Managing and prioritising airline refunds during COVID-19
Research conducted by FairFly shows that millions of dollars are still tied up in flights that are unlikely to ever be flown. With government advice and travel restrictions extending month-over-month, prioritising and organizing refunds is high on every travel manager’s agenda right now.
As IROPS, repatriation and duty-of-care priorities abate, the financial implications and liquidity are fast becoming the most important issue in travel management.
FairFly Vice President of Marketing, Chris Ulph, spoke to Business Travel News last week to talk about the structural changes in the travel industry and the innovation that can support every facet of this unfolding situation.
Maximizing air fare refunds
Having deployed a module to the FairFly platform that automatically tracks refund policies, Chris and FairFly’s data analytics team were able to show that if a typical client of theirs cancelled the next 60 days of flights from 1st April 2020, FairFly clients would be able to leverage changing refund policies to achieve a 64% net refund on their committed air spend. Compare this to 2019; where we see around 30 – 40% of committed air spend refunded.

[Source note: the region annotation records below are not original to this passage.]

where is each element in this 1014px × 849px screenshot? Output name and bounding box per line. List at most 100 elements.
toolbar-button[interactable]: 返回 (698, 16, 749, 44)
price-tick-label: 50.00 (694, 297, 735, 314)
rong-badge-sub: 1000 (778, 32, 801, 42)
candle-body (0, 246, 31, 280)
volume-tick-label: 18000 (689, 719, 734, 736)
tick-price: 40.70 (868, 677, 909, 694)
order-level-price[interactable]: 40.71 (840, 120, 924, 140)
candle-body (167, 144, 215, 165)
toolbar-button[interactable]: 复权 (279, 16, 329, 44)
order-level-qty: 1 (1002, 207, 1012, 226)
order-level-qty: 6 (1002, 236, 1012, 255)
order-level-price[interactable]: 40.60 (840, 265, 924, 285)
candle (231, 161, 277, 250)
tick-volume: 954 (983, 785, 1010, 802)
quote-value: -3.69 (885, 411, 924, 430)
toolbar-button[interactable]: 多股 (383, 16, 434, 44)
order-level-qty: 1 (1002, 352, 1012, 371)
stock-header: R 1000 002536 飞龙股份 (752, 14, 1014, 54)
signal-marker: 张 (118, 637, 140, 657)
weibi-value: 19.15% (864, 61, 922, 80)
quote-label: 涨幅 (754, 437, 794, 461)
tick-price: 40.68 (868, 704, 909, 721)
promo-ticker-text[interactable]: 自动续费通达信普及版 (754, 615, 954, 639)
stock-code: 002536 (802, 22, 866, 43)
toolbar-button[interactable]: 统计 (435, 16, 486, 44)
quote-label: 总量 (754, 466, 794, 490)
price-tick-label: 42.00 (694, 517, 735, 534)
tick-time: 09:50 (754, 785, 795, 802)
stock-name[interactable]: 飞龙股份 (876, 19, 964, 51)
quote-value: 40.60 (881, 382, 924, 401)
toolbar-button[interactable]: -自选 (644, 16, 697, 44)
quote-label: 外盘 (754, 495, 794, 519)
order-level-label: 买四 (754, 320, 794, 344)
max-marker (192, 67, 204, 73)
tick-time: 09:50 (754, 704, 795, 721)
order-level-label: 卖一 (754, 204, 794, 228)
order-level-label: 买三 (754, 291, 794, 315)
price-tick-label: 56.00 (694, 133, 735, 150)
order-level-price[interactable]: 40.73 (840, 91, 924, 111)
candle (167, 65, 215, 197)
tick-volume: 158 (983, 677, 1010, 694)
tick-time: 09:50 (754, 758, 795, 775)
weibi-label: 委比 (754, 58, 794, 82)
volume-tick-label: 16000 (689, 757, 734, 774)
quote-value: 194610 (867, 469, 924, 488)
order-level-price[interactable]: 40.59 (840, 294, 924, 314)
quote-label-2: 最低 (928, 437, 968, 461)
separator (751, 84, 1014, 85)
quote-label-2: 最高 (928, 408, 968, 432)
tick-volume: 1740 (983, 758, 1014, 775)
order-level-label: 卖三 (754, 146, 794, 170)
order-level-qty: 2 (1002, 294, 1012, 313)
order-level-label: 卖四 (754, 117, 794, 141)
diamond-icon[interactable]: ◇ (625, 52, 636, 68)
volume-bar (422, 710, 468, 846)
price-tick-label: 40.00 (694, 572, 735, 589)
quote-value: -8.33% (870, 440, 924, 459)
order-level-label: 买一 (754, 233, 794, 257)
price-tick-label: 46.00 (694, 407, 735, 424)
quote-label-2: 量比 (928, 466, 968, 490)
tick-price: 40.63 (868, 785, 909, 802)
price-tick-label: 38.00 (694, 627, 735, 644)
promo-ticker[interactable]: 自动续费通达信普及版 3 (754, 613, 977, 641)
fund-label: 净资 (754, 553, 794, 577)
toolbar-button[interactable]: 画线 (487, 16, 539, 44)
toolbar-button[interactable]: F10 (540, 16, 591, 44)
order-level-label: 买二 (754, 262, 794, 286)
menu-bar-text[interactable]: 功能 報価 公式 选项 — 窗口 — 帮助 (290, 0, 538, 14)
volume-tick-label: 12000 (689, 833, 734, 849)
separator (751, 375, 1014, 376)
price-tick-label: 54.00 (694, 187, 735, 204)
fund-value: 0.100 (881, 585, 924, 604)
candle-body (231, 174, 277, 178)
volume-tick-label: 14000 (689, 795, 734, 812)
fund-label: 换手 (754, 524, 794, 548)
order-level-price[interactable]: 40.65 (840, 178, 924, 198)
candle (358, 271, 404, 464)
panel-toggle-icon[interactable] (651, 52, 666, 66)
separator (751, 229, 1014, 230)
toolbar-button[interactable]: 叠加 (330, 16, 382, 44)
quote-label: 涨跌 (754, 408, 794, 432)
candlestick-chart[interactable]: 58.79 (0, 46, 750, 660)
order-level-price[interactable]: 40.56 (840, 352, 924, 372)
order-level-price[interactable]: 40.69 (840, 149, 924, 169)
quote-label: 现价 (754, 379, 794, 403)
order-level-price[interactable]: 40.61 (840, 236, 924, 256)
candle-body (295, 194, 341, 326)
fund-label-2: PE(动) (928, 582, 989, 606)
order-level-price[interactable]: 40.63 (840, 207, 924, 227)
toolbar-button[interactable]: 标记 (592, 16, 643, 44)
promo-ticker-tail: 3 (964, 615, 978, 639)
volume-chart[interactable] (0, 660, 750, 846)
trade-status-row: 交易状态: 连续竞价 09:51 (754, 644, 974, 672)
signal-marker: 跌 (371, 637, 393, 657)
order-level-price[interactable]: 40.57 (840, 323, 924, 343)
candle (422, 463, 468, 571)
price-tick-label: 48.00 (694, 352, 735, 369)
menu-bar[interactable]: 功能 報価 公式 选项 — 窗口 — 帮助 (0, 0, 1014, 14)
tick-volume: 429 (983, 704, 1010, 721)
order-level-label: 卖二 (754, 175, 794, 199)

FairFly have been providing this through reporting whilst their developers were busy building the platform module; in the 60-days preceding April 1st this year, our clients have managed to achieve a net refund of around 74% of their committed air spend.
Support staff, front-line staff and agents at Travel Management Companies are at a high likelihood to have been furloughed during the COVID-19 epidemic to ensure reduced cash burn. This presents a challenge to Travel Managers wanting their TMC to be more responsive now than ever when processing refunds and cancellations. Dripping a triaged list of urgent or high-value PNRs to be cancelled rather than an all encompassing spreadsheet needs to be the tactic used to avoid hitting bandwidth.
Some TMCs with a presence in North America may be far more familiar with airline vouchers than the rest of the world, but with millions of dollars worth of vouchers now awaiting the ‘day after tomorrow’ it will be important to triage and manage the expiry dates and terms now to have a logical system when business travel starts returning to normal.
Future pricing strategies
Vouchers ensure immediate liquidity by avoiding direct cash refunds but in the long term the utilization of these vouchers will cause pricing issues for airlines as they seek to mitigate losses.
“Expect pricing volatility while algorithms seek to catch up with fluctuating supply and demand combined with a plethora of travel vouchers” Said Ulph, “This could be one of the best times for price assurance products to ensure market volatility doesn’t undo the financial achievements of travel managers in H1”.